Ron Mueck, Hauser Wirth, London

Serious sculptor or special effects puppeteer? It is 15 years since Ron Mueck astonished visitors at the Royal Academy’s “Sensation” show with “Dead Dad”: a silicone and acrylic sculpture depicting in acute detail – stiffened posture, wizened face, limp genitals, splayed feet – yet at unnervingly diminished two-thirds scale, the cadaver of his father, who had recently died. Since then Mueck has shown his uncanny hyper-realist works worldwide – in Edinburgh, Mexico, Japan, his native Australia, where he began his career making models for children’s animation series – but he has not had a major London exhibition for more than a decade.

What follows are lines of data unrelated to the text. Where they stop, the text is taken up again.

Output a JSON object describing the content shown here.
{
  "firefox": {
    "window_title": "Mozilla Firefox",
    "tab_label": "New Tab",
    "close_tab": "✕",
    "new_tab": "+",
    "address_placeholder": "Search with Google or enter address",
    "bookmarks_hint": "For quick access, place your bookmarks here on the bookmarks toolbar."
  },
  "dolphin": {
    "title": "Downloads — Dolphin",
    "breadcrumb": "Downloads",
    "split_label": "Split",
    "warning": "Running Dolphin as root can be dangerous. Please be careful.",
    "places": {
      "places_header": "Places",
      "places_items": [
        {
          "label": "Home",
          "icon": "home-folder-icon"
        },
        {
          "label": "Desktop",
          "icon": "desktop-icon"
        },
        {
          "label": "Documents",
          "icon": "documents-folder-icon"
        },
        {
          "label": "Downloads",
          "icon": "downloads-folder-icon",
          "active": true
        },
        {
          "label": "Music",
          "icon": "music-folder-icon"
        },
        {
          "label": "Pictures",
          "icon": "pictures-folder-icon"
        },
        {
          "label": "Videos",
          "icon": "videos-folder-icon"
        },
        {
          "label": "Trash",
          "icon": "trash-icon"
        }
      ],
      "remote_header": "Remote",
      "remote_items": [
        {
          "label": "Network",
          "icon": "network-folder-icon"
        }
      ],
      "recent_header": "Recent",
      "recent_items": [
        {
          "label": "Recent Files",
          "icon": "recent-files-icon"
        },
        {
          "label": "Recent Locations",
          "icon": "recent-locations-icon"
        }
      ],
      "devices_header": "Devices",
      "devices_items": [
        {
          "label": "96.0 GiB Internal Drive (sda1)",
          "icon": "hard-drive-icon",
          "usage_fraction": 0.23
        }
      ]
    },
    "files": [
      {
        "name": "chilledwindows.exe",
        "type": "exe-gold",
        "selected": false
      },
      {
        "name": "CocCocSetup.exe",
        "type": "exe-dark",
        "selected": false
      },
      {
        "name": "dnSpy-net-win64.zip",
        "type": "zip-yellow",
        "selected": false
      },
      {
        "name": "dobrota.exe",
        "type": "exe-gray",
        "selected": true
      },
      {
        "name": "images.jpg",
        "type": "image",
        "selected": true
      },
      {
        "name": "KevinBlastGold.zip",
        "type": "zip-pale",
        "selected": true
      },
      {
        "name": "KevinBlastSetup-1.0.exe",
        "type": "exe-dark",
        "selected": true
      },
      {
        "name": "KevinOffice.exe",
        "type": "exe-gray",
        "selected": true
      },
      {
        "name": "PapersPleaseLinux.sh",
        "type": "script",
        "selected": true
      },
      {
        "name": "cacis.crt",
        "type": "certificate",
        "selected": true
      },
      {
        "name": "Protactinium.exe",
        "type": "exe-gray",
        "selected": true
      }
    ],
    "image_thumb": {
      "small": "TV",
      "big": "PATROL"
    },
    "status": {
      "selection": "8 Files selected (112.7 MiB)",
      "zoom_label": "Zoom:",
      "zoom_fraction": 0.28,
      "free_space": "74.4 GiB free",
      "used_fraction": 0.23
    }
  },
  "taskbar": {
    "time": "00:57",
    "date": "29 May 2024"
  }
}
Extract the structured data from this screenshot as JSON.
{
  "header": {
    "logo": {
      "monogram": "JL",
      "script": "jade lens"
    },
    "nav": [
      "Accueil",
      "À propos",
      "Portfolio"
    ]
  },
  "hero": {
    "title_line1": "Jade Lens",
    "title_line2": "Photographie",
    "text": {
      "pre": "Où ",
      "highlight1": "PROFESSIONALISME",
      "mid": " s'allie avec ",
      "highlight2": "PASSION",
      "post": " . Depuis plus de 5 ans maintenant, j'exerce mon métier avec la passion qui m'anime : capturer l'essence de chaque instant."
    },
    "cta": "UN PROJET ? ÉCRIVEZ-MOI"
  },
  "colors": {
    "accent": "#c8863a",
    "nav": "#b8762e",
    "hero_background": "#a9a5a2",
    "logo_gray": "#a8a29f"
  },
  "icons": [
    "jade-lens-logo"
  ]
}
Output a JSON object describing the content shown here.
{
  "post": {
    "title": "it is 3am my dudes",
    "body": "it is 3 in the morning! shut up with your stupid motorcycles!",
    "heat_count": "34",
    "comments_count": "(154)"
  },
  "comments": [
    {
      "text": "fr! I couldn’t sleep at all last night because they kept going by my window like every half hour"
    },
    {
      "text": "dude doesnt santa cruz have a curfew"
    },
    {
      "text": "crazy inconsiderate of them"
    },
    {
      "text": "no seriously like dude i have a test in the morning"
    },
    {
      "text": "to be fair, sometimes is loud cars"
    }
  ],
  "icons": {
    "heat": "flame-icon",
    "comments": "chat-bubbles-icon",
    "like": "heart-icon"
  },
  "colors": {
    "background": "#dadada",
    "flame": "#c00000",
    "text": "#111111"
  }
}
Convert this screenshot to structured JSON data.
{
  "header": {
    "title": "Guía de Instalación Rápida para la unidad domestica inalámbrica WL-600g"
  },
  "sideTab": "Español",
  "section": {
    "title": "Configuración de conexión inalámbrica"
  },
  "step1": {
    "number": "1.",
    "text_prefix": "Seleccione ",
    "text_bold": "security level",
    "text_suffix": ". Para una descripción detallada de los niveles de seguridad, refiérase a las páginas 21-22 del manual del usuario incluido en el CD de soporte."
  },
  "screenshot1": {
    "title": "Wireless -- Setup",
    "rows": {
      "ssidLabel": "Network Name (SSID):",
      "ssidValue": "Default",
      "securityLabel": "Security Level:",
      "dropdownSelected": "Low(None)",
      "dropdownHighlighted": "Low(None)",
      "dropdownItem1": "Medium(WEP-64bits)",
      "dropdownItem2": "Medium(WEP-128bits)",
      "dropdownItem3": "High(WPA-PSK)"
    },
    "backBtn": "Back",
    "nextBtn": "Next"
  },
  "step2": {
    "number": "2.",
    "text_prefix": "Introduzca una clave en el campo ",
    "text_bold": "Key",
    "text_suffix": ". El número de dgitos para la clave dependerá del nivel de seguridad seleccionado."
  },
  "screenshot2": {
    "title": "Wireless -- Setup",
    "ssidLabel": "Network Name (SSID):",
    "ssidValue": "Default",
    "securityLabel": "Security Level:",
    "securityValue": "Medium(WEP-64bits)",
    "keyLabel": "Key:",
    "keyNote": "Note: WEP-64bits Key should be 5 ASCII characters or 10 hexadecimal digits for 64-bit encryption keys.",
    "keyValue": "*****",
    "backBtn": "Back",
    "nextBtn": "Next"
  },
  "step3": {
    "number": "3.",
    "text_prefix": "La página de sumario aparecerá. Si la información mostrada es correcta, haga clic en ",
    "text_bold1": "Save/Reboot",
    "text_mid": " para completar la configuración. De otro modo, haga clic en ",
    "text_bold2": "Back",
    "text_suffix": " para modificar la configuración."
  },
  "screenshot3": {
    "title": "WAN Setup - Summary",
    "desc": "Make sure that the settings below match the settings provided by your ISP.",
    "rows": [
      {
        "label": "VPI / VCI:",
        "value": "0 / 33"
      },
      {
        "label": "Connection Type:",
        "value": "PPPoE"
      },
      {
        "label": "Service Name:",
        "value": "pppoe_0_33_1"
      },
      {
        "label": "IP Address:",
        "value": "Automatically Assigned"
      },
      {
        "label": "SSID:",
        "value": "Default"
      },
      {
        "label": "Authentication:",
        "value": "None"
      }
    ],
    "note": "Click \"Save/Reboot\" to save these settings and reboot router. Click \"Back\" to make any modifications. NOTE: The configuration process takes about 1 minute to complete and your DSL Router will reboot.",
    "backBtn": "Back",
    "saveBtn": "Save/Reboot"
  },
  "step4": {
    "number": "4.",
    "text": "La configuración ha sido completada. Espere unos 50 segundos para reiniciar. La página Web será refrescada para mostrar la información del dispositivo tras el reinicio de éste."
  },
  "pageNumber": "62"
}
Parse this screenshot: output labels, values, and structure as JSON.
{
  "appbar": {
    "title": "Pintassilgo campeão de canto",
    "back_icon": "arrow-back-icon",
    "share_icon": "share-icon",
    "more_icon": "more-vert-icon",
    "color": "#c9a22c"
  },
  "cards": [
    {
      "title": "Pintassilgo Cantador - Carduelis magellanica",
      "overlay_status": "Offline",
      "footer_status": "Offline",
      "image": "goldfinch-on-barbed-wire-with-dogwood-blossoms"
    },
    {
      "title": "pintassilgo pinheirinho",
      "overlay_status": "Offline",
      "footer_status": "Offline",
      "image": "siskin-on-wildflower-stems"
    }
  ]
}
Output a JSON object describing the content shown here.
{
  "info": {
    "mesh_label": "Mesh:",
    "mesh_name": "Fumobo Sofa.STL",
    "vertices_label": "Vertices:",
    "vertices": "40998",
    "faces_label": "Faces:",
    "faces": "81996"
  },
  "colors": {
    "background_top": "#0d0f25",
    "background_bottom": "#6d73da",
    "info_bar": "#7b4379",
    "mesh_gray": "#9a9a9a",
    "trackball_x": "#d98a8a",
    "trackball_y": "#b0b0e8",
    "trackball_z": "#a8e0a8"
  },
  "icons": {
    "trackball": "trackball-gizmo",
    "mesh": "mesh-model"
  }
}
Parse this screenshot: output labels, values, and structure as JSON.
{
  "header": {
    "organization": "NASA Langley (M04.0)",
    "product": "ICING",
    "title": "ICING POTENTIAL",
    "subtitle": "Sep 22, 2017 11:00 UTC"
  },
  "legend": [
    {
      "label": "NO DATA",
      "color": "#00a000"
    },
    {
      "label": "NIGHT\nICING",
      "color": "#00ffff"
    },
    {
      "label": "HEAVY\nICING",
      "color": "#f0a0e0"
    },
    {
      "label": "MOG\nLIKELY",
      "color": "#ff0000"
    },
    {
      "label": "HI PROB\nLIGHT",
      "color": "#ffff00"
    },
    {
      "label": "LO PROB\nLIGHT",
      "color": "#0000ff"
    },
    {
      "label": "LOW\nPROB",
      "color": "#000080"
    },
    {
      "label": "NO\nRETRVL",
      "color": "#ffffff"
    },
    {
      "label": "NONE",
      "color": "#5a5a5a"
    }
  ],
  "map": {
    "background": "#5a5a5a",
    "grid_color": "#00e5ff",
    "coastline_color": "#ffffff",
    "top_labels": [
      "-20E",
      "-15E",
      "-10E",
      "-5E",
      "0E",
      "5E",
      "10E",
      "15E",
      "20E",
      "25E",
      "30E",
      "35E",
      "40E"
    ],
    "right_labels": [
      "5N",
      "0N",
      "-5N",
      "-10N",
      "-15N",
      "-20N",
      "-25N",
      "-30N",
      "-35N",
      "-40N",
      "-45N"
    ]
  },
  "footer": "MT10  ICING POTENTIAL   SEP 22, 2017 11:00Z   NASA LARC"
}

What has he been doing, and how does what curator Robert Rosenblum called “this modern Frankenstein” look today, when the art of sensation is being assimilated – as shown at Tate’s Damien Hirst retrospective – into museum history?

It was the Sensation generation’s radical attitude to realism and real life that was so discomforting; Mueck’s ability to suggest the abnormality of the normal and the normality of the abnormal through games of scale and theatricality should be well demonstrated in Hauser and Wirth’s dramatic Savile Row gallery. Suspended in the centre will be “Still Life”, a dead chicken, stripped of its feathers, hung by its feet and enlarged to human size. “Woman with Sticks”, sturdy and showing the blemishes of middle age, is a character from a fairy tale, struggling to carry a bundle of sticks twice as big as she is. “Drift” is a smaller figure: a contemporary sunbather in tropical swimming shorts on a lilo, installed not horizontally but vertically, high on a gallery wall – precarious, about to disappear, almost translucent rather than fleshy, and recalling the pose of the Crucifixion. “Youth”, a black teenager in low-slung jeans pulling up his bloodstained shirt incredulously, to inspect an open stab wound, reiterates the Christian motif – a doubting St Thomas demanding to see Jesus’s wounds, and in so doing facing his own mortality: Mueck’s constant theme.